I can only imagine how frustrating the uncertainty is for MiMedx shareholders, which is made all the more irksome by the fact MiMedx could have received detailed guidance from the FDA on the future regulatory status of all of their products. Even though the TRG has been around for 20+ years, as a part of the FDA's commitment to stakeholders, the FDA created and launched a Tissue Reference Group Rapid Inquiry Program (TRIP) that allowed manufactures of HCT/Ps like MiMedx to seek and receive a "rapid, preliminary, informal, non-binding assessment from the FDA regarding how specific HCT/Ps are regulated". This program operated from June 2019 through March 31, 2021. In effect, MiMedx was able to submit product information to the FDA and receive enough feedback to know whether their products could be marketed after May 31, 2021 as a 361 HCT/P or whether they would need to file BLAs. No guesswork needed.

It almost seems that MiMedx is attempting to be willfully ignorant of how the FDA will regulate their products despite the FDA providing ample opportunity to submit product specific inquiries to the TRIPs program. The TRIPs program was not overly complicated and facile enough that even a tiny, resource constrained competitor of MiMedx did just that. Earlier this year BioStem Technologies disclosed that they had received a TRIP response indicating that their VENDAJE product did "meet the criteria in 21 CFR 1271.10(a) for regulation solely under Section 361 of the Public Health Service Act and 21 CFR 1271." VENDAJE is an amniotic derived wound covering, which is similar to the MiMedx products, however it is comprised solely of the amnion layer, and not laminated dHACM, so we can't reliably conclude that VENDAJE's TRIP response provides safe harbor to MiMedx products. Furthermore the two companies' marketing materials are vastly different. VENDAJE marketing goes no further than stating it is intended as a protective covering for wounds. 

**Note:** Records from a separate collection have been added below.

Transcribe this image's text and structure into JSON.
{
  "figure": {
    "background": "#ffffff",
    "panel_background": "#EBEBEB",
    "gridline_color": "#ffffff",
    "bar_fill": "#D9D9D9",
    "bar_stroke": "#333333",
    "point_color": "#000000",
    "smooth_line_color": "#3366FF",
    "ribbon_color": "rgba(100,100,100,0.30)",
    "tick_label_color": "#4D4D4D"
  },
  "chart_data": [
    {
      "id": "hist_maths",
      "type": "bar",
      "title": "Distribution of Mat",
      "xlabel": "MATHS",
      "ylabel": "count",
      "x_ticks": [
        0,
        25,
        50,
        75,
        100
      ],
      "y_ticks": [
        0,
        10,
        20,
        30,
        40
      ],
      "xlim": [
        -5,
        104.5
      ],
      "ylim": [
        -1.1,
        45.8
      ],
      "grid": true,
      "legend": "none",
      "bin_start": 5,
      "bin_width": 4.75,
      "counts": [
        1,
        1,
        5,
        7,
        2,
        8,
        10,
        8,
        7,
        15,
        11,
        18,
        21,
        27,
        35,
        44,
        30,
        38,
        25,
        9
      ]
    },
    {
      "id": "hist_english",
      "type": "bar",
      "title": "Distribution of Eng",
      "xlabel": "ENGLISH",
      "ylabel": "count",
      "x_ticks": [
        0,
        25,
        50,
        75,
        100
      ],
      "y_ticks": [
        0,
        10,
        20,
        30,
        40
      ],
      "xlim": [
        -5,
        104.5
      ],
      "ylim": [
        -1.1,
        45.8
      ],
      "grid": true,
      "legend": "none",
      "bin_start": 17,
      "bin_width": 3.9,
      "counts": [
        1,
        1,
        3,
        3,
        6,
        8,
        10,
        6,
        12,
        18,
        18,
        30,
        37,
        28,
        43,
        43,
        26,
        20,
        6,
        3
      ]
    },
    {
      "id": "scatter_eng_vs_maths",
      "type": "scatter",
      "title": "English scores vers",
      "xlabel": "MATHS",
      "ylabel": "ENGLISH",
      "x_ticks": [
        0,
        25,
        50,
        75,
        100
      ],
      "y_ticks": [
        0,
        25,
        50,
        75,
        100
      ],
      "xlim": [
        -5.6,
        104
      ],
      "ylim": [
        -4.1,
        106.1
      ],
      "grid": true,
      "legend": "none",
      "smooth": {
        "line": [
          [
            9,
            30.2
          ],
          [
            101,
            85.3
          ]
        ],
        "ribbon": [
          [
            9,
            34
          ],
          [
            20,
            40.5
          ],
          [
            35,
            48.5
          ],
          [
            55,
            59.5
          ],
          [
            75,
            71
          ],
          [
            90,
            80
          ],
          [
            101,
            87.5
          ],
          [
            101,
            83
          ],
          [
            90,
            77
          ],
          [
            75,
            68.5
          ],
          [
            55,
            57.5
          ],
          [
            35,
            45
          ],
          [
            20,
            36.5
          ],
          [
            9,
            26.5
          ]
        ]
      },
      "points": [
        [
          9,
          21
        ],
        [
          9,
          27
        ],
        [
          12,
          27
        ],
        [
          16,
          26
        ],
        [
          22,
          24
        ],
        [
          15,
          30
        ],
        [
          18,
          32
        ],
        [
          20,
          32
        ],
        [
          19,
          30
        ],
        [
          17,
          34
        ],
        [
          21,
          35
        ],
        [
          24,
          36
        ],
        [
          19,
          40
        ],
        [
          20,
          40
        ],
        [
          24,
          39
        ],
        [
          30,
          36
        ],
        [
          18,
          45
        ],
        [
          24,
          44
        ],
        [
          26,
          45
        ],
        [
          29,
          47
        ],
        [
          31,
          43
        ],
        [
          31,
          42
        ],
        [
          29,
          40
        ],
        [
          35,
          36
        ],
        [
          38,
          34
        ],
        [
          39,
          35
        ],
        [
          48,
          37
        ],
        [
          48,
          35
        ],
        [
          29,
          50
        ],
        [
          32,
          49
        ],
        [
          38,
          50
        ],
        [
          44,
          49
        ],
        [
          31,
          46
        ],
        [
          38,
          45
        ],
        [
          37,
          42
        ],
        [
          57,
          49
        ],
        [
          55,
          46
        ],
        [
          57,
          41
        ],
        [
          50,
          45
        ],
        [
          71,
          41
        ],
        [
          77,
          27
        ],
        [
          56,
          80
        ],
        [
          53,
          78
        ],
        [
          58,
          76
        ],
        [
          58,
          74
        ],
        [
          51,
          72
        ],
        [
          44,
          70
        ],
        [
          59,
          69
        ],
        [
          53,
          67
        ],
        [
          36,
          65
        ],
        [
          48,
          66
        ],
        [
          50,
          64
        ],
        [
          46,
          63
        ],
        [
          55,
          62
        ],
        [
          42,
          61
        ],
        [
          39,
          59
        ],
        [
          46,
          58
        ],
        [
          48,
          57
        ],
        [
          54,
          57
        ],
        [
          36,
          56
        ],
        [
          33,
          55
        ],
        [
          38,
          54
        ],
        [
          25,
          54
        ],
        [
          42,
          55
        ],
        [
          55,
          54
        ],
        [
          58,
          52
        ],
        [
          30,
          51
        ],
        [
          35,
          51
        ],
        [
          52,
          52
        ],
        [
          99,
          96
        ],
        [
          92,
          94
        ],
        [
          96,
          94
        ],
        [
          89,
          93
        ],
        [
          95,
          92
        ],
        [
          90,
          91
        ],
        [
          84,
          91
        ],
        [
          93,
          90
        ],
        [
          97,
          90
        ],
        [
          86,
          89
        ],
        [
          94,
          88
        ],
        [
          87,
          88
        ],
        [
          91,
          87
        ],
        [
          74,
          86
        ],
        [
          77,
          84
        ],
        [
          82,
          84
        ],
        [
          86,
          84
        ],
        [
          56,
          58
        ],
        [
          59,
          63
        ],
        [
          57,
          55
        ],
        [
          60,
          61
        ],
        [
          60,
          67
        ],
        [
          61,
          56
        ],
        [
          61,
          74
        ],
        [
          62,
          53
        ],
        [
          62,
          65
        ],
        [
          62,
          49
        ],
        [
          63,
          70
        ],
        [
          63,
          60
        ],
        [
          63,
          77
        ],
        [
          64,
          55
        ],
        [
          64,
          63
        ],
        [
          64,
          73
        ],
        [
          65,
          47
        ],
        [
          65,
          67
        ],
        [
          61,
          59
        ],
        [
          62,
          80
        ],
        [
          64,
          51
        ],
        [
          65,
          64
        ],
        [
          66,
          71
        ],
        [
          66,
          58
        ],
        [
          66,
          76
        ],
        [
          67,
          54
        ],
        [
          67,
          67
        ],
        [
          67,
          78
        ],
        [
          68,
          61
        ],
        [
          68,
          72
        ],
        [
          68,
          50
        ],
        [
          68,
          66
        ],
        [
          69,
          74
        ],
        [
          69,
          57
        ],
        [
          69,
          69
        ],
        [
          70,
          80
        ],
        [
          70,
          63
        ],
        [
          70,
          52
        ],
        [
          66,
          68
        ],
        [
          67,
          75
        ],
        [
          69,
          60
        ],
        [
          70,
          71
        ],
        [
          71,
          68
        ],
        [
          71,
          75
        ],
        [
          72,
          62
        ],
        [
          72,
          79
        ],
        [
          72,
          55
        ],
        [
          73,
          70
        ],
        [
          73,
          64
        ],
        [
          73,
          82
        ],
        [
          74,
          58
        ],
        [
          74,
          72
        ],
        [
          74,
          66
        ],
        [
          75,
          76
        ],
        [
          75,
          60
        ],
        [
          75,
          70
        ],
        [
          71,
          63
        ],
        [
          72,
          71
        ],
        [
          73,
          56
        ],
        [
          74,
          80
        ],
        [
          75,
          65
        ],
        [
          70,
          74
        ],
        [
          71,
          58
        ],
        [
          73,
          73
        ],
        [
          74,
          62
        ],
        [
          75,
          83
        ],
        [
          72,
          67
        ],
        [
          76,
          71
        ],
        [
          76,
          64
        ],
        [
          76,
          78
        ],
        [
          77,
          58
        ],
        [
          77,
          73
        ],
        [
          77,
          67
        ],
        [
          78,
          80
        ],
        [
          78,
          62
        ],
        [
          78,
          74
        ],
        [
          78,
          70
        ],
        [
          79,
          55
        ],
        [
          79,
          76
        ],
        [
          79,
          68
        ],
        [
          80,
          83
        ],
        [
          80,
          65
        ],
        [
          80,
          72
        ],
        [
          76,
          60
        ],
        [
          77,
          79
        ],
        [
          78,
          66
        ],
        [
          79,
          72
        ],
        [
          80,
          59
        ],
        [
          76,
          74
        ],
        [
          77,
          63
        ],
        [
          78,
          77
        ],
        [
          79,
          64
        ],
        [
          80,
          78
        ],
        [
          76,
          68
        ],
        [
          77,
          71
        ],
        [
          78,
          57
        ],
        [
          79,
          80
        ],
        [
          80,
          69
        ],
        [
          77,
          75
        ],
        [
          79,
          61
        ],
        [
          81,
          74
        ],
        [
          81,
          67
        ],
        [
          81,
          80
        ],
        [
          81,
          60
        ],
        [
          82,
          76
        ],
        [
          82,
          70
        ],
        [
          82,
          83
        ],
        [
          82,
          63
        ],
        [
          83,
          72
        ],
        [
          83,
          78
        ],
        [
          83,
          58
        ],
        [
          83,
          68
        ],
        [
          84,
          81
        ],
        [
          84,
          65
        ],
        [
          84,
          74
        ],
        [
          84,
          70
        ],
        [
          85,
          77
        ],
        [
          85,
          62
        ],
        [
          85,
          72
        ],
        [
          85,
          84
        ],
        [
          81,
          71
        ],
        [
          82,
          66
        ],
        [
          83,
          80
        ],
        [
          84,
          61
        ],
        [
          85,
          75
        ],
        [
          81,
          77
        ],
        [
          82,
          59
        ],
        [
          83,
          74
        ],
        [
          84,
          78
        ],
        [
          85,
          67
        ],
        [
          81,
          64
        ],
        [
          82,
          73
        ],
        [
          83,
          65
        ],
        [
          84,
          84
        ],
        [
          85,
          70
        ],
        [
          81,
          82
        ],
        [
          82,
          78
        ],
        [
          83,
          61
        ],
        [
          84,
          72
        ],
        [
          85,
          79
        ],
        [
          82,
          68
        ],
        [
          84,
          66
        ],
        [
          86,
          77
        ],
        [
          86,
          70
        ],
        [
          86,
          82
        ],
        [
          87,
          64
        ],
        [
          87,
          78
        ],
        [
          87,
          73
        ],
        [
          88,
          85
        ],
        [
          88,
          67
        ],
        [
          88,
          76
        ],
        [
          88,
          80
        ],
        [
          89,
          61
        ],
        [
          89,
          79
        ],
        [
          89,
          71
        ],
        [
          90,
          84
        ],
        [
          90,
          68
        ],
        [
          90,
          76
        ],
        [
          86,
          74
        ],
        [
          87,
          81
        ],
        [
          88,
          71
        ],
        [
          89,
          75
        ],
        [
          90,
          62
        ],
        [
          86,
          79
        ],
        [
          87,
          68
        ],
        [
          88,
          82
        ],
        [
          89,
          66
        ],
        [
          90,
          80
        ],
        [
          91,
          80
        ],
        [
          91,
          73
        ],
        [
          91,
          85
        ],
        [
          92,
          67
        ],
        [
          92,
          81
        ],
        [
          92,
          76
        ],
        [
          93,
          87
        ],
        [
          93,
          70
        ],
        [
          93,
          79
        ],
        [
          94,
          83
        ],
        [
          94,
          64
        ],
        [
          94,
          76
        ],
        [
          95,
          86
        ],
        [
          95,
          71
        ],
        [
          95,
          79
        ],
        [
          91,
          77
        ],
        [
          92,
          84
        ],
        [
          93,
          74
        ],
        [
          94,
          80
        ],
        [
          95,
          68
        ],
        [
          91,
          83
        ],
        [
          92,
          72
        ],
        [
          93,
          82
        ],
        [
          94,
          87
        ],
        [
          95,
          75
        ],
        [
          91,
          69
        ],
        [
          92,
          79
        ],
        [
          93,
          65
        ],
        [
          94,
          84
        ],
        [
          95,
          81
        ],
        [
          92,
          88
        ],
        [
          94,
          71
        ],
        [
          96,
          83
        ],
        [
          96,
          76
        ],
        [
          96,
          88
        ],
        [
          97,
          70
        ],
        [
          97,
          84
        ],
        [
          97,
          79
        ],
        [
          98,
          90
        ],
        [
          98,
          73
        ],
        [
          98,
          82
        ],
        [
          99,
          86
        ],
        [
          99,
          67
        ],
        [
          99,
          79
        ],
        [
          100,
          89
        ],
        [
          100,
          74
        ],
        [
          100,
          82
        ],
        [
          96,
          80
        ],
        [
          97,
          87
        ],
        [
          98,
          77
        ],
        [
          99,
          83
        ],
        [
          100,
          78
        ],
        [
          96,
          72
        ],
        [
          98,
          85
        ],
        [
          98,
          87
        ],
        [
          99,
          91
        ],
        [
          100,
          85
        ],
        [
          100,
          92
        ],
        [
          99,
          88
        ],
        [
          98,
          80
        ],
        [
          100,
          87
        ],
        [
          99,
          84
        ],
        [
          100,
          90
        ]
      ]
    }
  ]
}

MiMedx's marketing materials however are directed toward advanced wound care applications, with "semi-permeable protective barriers" that "supports the healing cascade and protects the wound bed to aid in the development of granulation tissue" or are directed toward surgical applications such as "tendon, bone or hardware coverage".

In addition to potential action by the FDA, the company's current marketing practices will also put them squarely at odds with the expectations they disclosed to investors in their most recent 10-K.
"Under the Guidance, we expect that the FDA will continue to regulate our amniotic membrane sheet products (AmnioFix, EpiFix, EpiBurn and EpiXL) as Section 361 HCT/Ps so long as the claims we make for them are consistent with the Section 361 framework."[emphasis added]

For the sake of their shareholders, I hope that MiMedx uses their annual meeting to clarify the precise TRG designation status for all of their products, whether they participated in the TRIPs program, as well as the significant changes to their sales and marketing activities which will likely be warranted starting June 1st when enforcement discretion ends. As responsible fiduciaries, if they haven't already done so, the company should immediately take all steps necessary to submit multiple Requests for Designation to the TRG and disclose the outcome of those requests so that the veil of uncertainty surrounding their products can be lifted for the sake of consumers and the company's shareholders.